Les mesures effectuées par l’Eawag en temps réel montrent que les concentrations maximales en pesticides peuvent être, ponctuellement, 170 fois supérieures aux valeurs mesurées dans les échantillons composites sur deux semaines, dans le cadre du monitoring de routine. Pour certains pesticides, des pointes de concentration de moins d’une heure ont déjà des effets nuisibles sur les organismes aquatiques.
Fertilisants provenant de l’agriculture
On fait la différence entre micropolluants et macropolluants. Ces derniers désignent des substances de l’ordre du mg/l ou du g/l. Le nitrate ou le phosphate sont des exemples classiques de fertilisants. Lorsque l’eau est trop riche en éléments nutritifs, les algues prolifèrent et épuisent l’oxygène contenu dans l’eau. Dans les lacs surfertilisés, beaucoup d’organismes vivants perdent ainsi leurs ressources vitales.

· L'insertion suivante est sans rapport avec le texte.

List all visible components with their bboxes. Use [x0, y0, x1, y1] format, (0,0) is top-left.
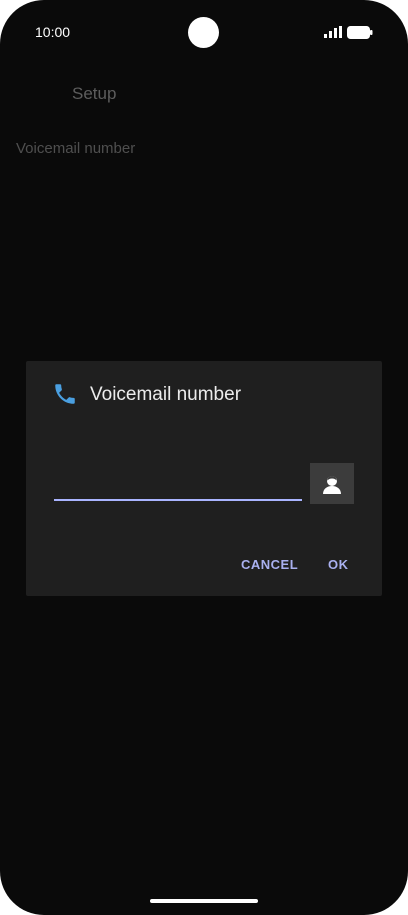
- ok-button[interactable]: OK: [328, 557, 349, 572]
- phone-icon: [55, 384, 75, 404]
- cancel-button[interactable]: CANCEL: [241, 557, 298, 572]
- signal-icon: [324, 26, 342, 38]
- home-indicator[interactable]: [150, 899, 258, 903]
- voicemail-number-dialog: Voicemail number CANCEL OK: [26, 361, 382, 596]
- battery-icon: [347, 26, 373, 39]
- page-title: Setup: [72, 84, 117, 103]
- phone-screen: 10:00 Setup Voicemail number Voicemail n…: [0, 0, 408, 915]
- pick-contact-button[interactable]: [310, 463, 354, 504]
- voicemail-number-setting[interactable]: Voicemail number: [16, 140, 135, 157]
- contact-icon: [323, 475, 341, 494]
- status-bar: 10:00: [0, 0, 408, 66]
- status-time: 10:00: [35, 24, 71, 40]
- dialog-title: Voicemail number: [90, 384, 242, 405]
- front-camera: [188, 17, 219, 48]
- voicemail-number-input[interactable]: [54, 473, 302, 501]
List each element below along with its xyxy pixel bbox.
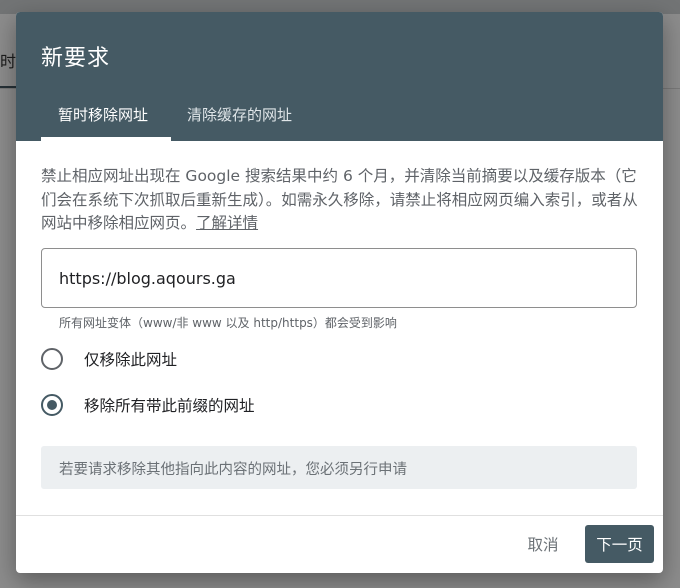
dialog-header: 新要求 暂时移除网址 清除缓存的网址 [16,12,663,141]
footer-divider [16,515,663,516]
new-request-dialog: 新要求 暂时移除网址 清除缓存的网址 禁止相应网址出现在 Google 搜索结果… [16,12,663,573]
option-label: 仅移除此网址 [84,351,178,369]
radio-checked-icon[interactable] [41,394,63,416]
url-helper-text: 所有网址变体（www/非 www 以及 http/https）都会受到影响 [59,316,397,330]
option-label: 移除所有带此前缀的网址 [84,397,255,415]
learn-more-link[interactable]: 了解详情 [196,214,258,232]
notice-banner: 若要请求移除其他指向此内容的网址，您必须另行申请 [41,446,637,489]
option-remove-this-url[interactable]: 仅移除此网址 [41,348,177,370]
dialog-title: 新要求 [41,46,111,71]
next-button[interactable]: 下一页 [585,525,654,563]
tab-temporary-remove[interactable]: 暂时移除网址 [58,104,148,125]
url-input[interactable] [41,248,637,308]
description-text: 禁止相应网址出现在 Google 搜索结果中约 6 个月，并清除当前摘要以及缓存… [41,165,641,236]
tab-clear-cached[interactable]: 清除缓存的网址 [187,104,292,125]
description-body: 禁止相应网址出现在 Google 搜索结果中约 6 个月，并清除当前摘要以及缓存… [41,167,638,232]
active-tab-indicator [41,137,171,141]
radio-unchecked-icon[interactable] [41,348,63,370]
option-remove-prefix-urls[interactable]: 移除所有带此前缀的网址 [41,394,255,416]
cancel-button[interactable]: 取消 [512,526,574,562]
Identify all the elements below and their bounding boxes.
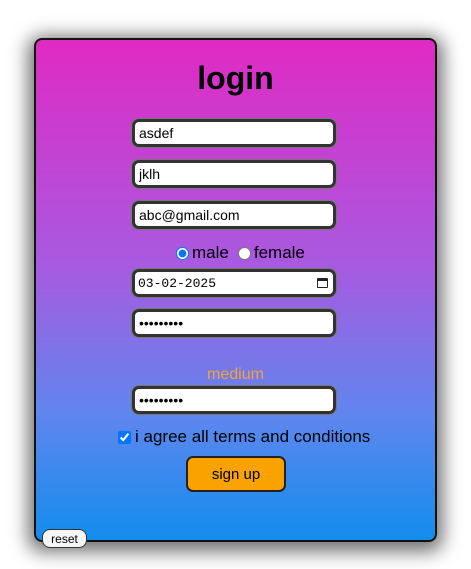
gender-male-radio[interactable] — [176, 246, 189, 260]
password-input[interactable] — [132, 309, 336, 337]
sign-up-button[interactable]: sign up — [186, 456, 286, 492]
password-strength-text: medium — [207, 366, 264, 383]
gender-male-label: male — [192, 243, 229, 262]
gender-female-label: female — [253, 243, 305, 262]
date-value: 03-02-2025 — [138, 276, 217, 291]
terms-label: i agree all terms and conditions — [135, 427, 371, 446]
confirm-password-input[interactable] — [132, 386, 336, 414]
date-input[interactable]: 03-02-2025 — [132, 269, 336, 297]
reset-button[interactable]: reset — [42, 529, 87, 548]
page: login male female 03-02-2025 medium i ag… — [0, 0, 471, 569]
signup-form-card: login male female 03-02-2025 medium i ag… — [34, 38, 437, 542]
gender-radio-group: male female — [176, 243, 314, 263]
gender-female-radio[interactable] — [237, 246, 251, 260]
email-input[interactable] — [132, 201, 336, 229]
first-name-input[interactable] — [132, 119, 336, 147]
last-name-input[interactable] — [132, 160, 336, 188]
form-title: login — [197, 60, 274, 96]
terms-agreement: i agree all terms and conditions — [118, 427, 370, 447]
calendar-icon[interactable] — [317, 278, 328, 288]
terms-checkbox[interactable] — [118, 430, 131, 444]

L’agriculture est la principale source d’apport de nutriments dans la nappe phréatique. Quelque 36 000 tonnes d’azote par an sont déversées directement et polluent la nappe phréatique sous forme de nitrate. Dans les terres cultivées, les exigences relatives au nitrate définies dans l’ordonnance sur la protection des eaux ne sont pas respectées depuis des années pour plus de 40 % de tous les points de mesure des eaux souterraines. Le problème du nitrate n’est pas résolu depuis des années, pour beaucoup de services des eaux, la nécessité d’agir est d’autant plus grande.
Suite à l’apparition de tapis de mousse et au dépérissement des lacs, des STEP ont été construites sur tout le territoire Suisse dans les années 1960 et 1970 pour éliminer les composés organiques. Dans les années 1980, bon nombre de ces STEP ont été mises à niveau en raison de concentrations de phosphore et d’ammonium toujours trop élevées. La dénitrification a ensuite été ajoutée à de nombreuses STEP comme étape d’épuration supplémentaire dans les années 1990 et 2000. Aujourd’hui, près de 50 % de l’azote et environ 90 % du phosphore sont éliminés des eaux usées. En comparaison à d’autres pays tels que l’Allemagne et l’Autriche (où le degré d’épuration s’élève à 75 % pour l’azote), le potentiel d’amélioration est encore grand. De plus, un excédent d’azote de 97 000 tonnes est produit en Suisse, dont 20 000 tonnes sont issues des stations d’épuration des eaux usées communales. La décision du parlement en date du 25 novembre 2021 devrait contribuer à accroître le degré d’épuration.